Producing processed and manufactured foods is incredibly resource-intensive; it also accounts for a quarter of global greenhouse gas (GHG) emissions. Pressure is growing to reduce the industry’s emissions and other environmental impacts as well as its use of energy, land and water.

CLIP’s aim was to develop a tool to support these goals. It would do this using a life cycle assessment (LCA)-based approach to examine the entire food supply chain: quantifying and analysing where the ‘hotspots’ were for resource-use, carbon-output and waste-generation, and targeting them for intervention. (Those interventions might mean changing recipes, manufacturing techniques, management practices, or ingredient-sourcing, for example.) While larger food manufacturers can afford impact assessments like these, SMEs often can’t.

We wanted to work with pasty manufacturers in Cornwall to co-create the CLIP tool. Pasties generate around £300 million for the Cornish economy annually: 20% of the county’s total food and drink turnover. The tool we developed was pasty-specific but easily adaptable for use in other kinds of food production. For Cornwall, though, given this industry’s importance, the idea was to help it to achieve long-term sustainability, and to help Cornwall transition into a low-carbon, circular economy.

Brexit and Covid were significant obstacles. The former because businesses had difficulties with forecasting and staffing; the latter because efforts had to be focused on surviving rather than research. Also, staff furloughs, relying on virtual meetings, an inability to be physically present when trialling and demonstrating the tool, unavoidable delays in a Research Fellow being appointed: these factors materially affected this project and limited what we could achieve, especially as one key learning was that it’s easy to underestimate how long it can take to properly engage and co-create with businesses.

Despite this, two relatively large companies, Proper Cornish Ltd and Cornish Premier Pasties, did engage with us.
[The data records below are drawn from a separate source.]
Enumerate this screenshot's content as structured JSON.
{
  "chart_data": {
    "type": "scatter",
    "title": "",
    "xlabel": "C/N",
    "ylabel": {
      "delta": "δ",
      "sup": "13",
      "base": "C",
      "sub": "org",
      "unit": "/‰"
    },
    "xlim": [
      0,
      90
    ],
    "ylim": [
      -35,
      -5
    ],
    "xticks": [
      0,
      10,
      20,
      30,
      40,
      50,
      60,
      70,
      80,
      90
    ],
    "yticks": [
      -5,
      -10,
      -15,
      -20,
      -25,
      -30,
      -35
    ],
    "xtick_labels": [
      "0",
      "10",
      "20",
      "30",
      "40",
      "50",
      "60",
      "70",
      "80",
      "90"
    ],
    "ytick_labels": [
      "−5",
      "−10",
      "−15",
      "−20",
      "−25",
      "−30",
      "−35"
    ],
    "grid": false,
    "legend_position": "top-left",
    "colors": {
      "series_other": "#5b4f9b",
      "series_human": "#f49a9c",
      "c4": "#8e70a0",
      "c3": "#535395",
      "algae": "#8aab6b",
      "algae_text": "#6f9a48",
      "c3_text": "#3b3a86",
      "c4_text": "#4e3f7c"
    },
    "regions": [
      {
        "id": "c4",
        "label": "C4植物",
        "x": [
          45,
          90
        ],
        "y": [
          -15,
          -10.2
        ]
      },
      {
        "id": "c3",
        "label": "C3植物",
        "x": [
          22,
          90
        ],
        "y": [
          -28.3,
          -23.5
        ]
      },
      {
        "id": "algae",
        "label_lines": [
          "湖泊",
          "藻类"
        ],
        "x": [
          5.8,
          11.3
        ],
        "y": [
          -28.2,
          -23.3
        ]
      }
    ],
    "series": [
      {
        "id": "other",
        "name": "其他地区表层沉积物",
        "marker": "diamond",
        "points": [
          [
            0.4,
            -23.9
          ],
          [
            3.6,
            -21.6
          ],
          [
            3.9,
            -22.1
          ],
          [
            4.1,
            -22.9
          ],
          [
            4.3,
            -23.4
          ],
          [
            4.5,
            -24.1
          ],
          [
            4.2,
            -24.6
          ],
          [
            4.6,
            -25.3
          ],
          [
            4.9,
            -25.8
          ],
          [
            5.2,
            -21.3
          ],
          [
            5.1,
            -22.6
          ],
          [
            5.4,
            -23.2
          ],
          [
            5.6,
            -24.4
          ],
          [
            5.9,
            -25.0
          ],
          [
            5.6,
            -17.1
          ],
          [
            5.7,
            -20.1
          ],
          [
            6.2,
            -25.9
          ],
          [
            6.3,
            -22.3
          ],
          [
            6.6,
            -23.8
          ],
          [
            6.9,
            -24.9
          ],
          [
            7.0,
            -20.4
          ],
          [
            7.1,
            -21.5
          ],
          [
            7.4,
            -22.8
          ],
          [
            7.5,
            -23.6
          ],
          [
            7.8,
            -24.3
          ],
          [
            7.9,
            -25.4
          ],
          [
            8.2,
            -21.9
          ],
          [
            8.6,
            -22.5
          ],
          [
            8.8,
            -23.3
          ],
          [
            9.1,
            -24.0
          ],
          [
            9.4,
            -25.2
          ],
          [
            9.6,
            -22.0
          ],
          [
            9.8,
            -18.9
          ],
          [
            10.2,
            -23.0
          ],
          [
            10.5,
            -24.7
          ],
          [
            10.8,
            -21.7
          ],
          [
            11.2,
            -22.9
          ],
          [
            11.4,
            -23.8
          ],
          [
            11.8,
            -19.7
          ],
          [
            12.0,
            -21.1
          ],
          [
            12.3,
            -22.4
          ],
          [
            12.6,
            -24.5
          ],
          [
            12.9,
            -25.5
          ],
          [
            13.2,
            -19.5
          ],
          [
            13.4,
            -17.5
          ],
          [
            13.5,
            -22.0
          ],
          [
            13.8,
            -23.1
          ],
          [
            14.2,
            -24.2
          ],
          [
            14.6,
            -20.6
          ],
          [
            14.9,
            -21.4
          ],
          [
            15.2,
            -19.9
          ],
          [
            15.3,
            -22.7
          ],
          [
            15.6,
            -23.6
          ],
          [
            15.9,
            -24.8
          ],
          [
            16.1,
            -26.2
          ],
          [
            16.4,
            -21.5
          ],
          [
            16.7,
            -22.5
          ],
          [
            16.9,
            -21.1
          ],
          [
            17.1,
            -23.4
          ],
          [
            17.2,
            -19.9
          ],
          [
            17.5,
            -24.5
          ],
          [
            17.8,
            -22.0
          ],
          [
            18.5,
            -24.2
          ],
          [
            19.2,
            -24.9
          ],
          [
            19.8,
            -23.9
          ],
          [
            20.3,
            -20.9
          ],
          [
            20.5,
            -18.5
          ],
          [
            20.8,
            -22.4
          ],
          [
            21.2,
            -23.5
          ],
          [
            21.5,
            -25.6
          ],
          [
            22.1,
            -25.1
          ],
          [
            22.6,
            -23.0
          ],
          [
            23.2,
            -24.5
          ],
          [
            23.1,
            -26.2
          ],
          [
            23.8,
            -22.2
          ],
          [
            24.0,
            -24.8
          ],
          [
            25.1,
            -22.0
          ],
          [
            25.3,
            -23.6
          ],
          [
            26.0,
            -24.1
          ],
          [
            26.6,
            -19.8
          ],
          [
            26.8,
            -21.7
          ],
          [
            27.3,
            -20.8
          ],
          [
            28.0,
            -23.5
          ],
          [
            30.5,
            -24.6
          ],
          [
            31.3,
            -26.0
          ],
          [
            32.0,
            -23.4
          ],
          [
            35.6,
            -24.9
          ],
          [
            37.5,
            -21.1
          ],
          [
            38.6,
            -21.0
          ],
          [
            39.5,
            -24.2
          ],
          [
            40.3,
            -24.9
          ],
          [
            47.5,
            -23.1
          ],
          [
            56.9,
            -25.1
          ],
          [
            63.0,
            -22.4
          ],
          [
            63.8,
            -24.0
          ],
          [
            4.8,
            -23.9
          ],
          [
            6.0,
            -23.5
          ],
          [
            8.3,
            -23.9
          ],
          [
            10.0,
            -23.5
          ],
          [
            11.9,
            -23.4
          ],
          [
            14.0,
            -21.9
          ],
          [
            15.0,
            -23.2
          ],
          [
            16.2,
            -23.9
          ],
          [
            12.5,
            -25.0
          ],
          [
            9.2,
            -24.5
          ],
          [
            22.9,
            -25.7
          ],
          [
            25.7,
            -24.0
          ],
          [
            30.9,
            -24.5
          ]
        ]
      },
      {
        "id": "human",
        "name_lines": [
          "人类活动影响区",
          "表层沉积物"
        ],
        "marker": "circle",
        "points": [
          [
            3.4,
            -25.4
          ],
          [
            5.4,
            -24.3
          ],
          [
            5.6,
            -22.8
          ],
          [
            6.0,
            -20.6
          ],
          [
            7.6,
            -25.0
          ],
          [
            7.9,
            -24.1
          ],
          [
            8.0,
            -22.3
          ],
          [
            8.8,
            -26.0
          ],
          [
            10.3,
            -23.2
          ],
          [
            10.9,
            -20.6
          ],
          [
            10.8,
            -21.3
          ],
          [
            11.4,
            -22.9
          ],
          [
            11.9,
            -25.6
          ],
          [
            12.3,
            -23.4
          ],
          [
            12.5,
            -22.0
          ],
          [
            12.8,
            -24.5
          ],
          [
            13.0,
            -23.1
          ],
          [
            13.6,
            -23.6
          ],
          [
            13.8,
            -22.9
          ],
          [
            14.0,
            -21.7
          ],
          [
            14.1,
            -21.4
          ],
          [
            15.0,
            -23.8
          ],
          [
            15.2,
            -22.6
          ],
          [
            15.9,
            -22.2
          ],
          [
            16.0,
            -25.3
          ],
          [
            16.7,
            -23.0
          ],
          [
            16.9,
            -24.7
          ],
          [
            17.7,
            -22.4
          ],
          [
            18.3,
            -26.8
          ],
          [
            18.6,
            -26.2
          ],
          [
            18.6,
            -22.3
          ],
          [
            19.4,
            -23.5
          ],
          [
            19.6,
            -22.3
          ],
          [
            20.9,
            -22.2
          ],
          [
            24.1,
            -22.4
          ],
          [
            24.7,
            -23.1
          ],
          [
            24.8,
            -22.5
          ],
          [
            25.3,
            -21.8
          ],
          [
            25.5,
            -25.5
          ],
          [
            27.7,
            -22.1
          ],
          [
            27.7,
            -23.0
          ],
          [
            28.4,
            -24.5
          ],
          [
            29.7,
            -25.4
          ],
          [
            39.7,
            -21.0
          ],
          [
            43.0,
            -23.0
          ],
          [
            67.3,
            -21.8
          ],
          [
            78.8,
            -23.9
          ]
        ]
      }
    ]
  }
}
They provided very useful input and both have benefitted from their involvement, mainly by understanding their products’ environmental impact and how it’s influenced by each stage of the supply chain. Proper Cornish said they “can continue to see an ultimate use for this data in the future”, which is encouraging. The project also demonstrated that the Cornish Pasty can have a smaller carbon footprint than other processed foods, and Cornish Premier Pasties agreed “it might be good for that to be more widely acknowledged.”